Matijas Meyer: The Komax Group has become some 50% larger as a result of the combination. We have over 1000 new employees and eleven new companies. If we want to be successful in the long term, it is crucial that employees are involved in the integration process and that we are transparent in our communications. Before we can formulate the new strategy we must first analyze the new status quo in detail. It’s important that we deploy the great expertise of employees to best possible effect in all regions and market segments, both at Komax and at Schleuniger. For this to work, we first had to get to know each other and create a basis of trust on which we can build, so that we can forge a target vision for the future together.
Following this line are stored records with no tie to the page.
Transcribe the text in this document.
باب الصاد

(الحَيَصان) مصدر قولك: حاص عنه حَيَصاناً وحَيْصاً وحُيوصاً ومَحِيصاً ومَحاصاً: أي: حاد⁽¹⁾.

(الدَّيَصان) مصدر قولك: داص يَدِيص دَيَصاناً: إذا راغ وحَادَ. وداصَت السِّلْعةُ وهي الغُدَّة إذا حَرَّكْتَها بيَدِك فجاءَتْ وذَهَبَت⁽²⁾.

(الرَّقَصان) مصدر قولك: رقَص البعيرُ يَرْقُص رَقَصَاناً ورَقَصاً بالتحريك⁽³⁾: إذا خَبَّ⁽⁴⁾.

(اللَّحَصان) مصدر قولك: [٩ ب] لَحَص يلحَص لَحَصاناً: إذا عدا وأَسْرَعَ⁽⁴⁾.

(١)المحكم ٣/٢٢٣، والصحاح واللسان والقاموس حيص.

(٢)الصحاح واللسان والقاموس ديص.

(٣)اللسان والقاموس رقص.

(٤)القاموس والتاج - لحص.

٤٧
This process will take time, but I’m in no doubt at all that the investment will be worthwhile. Both Komax and Schleuniger are successful companies, so there’s no need to rush through any urgent measures.
Aside from the new strategy, what areas are you focusing on in 2023?
Matijas Meyer: The integration process has gone very well so far, and many Komax and Schleuniger employees are already collaborating very closely. We need to continue along this path. At the same time, it’s important that we don’t get overly preoccupied with ourselves, but continue to respond to the needs of our customers in the best possible way. Numerous uncertainties will pose challenges in 2023 – such as wider macroeconomic developments, which will have an impact on the investment behavior of our customers, and the ongoing supply chain situation. That said, I’m looking ahead to the next few months with confidence, as the trend toward greater automation is intact and we intend to launch a number of new solutions. We will unveil some of these in November at Productronica in Munich, where Komax and Schleuniger will have a substantial shared presence at a trade fair for the first time. This will be a highlight of 2023.